The cost-of-living in Jersey must be high. LOL. I lived in jersey back in the 70's, Perth Amboy.


----------



## foxtrot7 (Mar 21, 2007)

I didn't get to finish the movie. I took my 3 yo son and he started screaming at the GTO getting smashed. "They cant do that to daddy's car" I could't calm him so I had to take him out to the parking lot. He calmed down once he saw it. I swear he loves this car more than me. I dont even have to swat him any more. I just threaten to make him ride with mommy instead.


----------



## Justice (Oct 9, 2005)

AA GTO SP said:


> Wow $7.50 for a ticket...its $9.75 here. Criminals


It's $9.50 here in AZ, but I went to Costco and bought a two-ticket pack for $14.99 ($7.50 each) and saved some $$$.


----------



## HoldenGTO (Nov 22, 2005)

Justice said:


> It's $9.50 here in AZ, but I went to Costco and bought a two-ticket pack for $14.99 ($7.50 each) and saved some $$$.



Only 4 buck here in BFE.


----------



## PEARL JAM (Sep 6, 2005)

$8.75 here. But I don't mind paying it for Transformers (or the new Die Hard flick)


----------



## dustyminpin (Jun 19, 2006)

I watched Transformers Thursday night. I thought it was just awesome, period. The only GTO I saw was the one getting shredded through the glass at the coffee shop, guess I missed the others. My only gripe with the movie was that in the cartoon and the toys, you never saw Optimus Prime's lower half of the face (i.e. his mouth and lips moving). He always had a face shield over it and the shield moved up and down when he talked. He did use the face shield towards the end of the movie when he was getting his ass wooped by Megatron, which pleased me to no end. I was like, OK, now that's what Prime looked like. But in the original 20 some years ago, it was a fixed piece, not one that could retract at will.
p.s. It also sucked that Jazz the Solistice got ripped in half...


----------



## superbeast23 (Jul 6, 2007)

IPOCKALYPSE said:


> ^That's not what was said on the HBO special--they said that there are 4 Camaro's in existence. Also, GM reps were on the set just in case and that those cars were worth $500,000 a piece.

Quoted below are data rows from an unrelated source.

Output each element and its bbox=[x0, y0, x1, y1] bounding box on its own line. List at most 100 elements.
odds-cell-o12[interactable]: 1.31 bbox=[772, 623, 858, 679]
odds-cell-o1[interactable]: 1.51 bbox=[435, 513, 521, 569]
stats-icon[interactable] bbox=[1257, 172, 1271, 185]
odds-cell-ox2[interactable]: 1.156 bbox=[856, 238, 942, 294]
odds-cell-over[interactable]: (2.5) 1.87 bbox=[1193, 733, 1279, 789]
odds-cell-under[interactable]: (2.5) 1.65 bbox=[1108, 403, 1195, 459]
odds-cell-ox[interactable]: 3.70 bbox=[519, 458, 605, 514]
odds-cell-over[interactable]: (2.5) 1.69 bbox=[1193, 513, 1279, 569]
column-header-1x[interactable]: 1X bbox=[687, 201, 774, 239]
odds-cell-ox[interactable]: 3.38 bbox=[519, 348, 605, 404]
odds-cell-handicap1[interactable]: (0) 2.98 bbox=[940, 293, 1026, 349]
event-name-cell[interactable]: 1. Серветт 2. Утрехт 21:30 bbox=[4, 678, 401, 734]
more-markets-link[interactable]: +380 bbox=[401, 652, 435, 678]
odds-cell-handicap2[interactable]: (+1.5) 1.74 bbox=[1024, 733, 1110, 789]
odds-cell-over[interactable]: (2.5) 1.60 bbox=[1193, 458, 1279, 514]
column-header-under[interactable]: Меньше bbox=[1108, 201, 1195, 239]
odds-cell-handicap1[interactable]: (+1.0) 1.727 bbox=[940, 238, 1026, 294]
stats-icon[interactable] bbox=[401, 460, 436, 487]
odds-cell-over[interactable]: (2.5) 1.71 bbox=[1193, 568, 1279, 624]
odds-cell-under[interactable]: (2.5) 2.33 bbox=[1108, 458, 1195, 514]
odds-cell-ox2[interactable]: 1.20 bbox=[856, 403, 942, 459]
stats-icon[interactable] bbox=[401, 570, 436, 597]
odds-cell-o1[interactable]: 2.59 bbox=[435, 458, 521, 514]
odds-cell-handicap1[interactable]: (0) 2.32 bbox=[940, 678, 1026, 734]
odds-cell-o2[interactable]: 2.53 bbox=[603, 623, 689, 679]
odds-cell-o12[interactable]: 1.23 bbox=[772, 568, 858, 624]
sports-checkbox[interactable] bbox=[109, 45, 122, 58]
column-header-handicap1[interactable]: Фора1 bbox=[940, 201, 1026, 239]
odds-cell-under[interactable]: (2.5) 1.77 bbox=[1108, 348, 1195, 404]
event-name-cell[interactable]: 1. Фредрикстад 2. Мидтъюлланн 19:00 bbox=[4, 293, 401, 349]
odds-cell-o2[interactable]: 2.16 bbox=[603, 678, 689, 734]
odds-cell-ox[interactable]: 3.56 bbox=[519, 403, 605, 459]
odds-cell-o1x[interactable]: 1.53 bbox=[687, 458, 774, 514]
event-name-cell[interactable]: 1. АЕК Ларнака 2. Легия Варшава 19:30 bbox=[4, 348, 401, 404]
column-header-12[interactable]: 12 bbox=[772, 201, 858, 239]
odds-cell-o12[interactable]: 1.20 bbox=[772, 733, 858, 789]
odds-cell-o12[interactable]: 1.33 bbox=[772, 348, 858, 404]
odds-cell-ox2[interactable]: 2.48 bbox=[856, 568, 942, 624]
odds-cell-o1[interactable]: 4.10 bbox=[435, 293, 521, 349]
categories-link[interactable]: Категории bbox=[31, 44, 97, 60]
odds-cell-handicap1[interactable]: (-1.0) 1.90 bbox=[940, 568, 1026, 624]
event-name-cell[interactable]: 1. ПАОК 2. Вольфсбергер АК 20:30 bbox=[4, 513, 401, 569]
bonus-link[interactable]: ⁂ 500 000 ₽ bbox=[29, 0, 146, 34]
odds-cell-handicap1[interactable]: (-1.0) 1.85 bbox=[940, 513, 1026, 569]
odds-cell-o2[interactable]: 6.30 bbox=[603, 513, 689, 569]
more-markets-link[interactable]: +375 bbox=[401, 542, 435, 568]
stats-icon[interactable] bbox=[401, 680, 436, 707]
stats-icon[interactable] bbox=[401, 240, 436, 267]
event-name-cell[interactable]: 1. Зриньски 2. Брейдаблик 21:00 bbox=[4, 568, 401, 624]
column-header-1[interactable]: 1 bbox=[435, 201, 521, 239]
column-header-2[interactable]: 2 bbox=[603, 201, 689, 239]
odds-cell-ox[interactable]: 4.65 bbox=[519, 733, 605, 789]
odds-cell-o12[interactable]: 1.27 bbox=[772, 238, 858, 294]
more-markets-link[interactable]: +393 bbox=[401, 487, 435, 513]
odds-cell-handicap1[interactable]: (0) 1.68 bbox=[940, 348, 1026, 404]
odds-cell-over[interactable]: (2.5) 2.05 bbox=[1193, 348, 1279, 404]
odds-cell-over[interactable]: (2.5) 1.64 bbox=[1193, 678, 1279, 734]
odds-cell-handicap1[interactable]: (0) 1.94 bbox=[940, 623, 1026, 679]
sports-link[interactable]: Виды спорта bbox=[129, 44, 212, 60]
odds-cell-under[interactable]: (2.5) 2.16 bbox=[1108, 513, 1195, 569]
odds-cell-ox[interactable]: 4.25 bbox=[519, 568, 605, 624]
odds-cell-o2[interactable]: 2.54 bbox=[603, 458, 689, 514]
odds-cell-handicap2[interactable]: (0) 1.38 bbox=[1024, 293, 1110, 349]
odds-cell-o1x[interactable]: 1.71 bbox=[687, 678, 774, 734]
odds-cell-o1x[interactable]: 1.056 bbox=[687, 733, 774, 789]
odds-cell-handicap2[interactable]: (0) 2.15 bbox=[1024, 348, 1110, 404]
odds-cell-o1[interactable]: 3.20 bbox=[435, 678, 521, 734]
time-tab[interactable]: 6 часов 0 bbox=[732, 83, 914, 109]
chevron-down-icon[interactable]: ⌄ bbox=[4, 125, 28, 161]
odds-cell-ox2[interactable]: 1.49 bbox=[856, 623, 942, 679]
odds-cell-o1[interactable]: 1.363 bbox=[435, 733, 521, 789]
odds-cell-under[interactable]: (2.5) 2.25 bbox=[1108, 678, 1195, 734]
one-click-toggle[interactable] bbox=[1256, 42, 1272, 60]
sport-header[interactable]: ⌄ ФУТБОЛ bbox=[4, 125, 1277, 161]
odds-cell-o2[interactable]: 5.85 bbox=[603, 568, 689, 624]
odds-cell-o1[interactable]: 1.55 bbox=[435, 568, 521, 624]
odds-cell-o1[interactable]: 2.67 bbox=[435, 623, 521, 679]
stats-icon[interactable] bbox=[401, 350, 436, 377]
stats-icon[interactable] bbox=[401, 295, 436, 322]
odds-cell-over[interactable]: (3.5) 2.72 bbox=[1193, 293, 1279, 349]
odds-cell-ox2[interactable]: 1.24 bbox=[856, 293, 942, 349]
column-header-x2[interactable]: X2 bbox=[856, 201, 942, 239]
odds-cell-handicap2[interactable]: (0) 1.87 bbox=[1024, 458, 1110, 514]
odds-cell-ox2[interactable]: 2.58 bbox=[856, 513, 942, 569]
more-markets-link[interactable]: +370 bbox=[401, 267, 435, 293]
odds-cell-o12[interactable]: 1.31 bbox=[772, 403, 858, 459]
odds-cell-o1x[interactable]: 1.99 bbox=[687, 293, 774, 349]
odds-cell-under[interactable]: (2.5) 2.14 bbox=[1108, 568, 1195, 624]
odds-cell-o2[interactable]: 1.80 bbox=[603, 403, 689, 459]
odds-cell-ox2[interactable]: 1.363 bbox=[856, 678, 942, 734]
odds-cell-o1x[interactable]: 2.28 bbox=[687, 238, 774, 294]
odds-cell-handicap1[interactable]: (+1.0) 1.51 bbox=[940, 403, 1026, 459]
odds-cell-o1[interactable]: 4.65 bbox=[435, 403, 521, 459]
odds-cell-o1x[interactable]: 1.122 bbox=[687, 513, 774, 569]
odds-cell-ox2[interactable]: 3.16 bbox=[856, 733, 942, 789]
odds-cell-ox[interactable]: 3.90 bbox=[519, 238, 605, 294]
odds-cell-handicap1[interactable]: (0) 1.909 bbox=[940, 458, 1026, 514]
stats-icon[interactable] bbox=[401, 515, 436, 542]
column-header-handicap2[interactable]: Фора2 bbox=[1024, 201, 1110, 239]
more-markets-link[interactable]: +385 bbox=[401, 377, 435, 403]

I have a magazine with the Bumblebee camaro in it and it said it was a GTO that they put sheetmetal on to make a camaro.


----------



## 6QTS11OZ (Mar 27, 2005)

AA GTO SP said:


> Wow $7.50 for a ticket...its $9.75 here. Criminals


I caught it for $6 here in Cali. 

Matinee of course


----------



## MikeWantsAGTO (Jul 5, 2007)

PapitoGTO said:


> The cost-of-living in Jersey must be high. LOL. I lived in jersey back in the 70's, Perth Amboy.


lol, yes it is.. i just moved from NJ to NC, what a difference money-wise for cost-of-living.


----------



## madkat (Jul 20, 2006)

BastropGTO said:


> the yellow one in front of coffee shop/diner that gets destroyed (ouch, i own a yellow jacket 04)
> 
> i believe there was a quicksilver flipped during the sequence where bumblebee is being towed.
> 
> ...


Yes you are correct, I saw the movie on Friday and there were 2 goats destroyed (1 yellow, 1 quicksilver) and one in disguise as Bumblebee. Goat with camaro skins. 

http://ultimategto.com/cgi-bin/showcar.cgi?type=lot&pic=/1999/99_00001_1

http://www.edmunds.com/insideline/d...121044?tid=edmunds.il.home.photopanel..2.*#32
above link is the edmonds article relating to BB as a GOAT.
"This is a movie prop, so it in no way necessarily indicates how the production Camaro will drive. In fact it has more in common with the just-discontinued, Aussie-made Pontiac GTO because under all that plastic there is a GTO — pulled straight out of GM's engineering R&D fleet. This feat is in itself nearly as impressive a feat of fabrication as any production car. And this car drives well. In fact it even did its own stunts.

Yeah, it's fake. But this car and its identical twin (movie companies can't wait around for a busted car to be fixed so there's always at least one duplicate) are great fakes.
" <== quote from article.


----------



## NoToDoD (Jun 27, 2006)

Hmnh... so the working fake Camaro/GTO is out there somewhere and running, and w fiberglass body.

Doesn't that make the total count 4 GTOs destroyed/cannibalized >sniff<? 2 in the movie, BB, and the fake? I also saw an IBM one in the "Making of" special, too, but don't know if it made the final cut. At this rate, maybe all the remaining GTOs can be gathered to star in a tv show about a couple of cousins "having trouble wit the law since the day dey was born".... or they will appear in future movies in demolition derby scenes.... or line up for motorcycle jumps.... depression....

Of course, cannibalization was done by Saleen, how ironic.


----------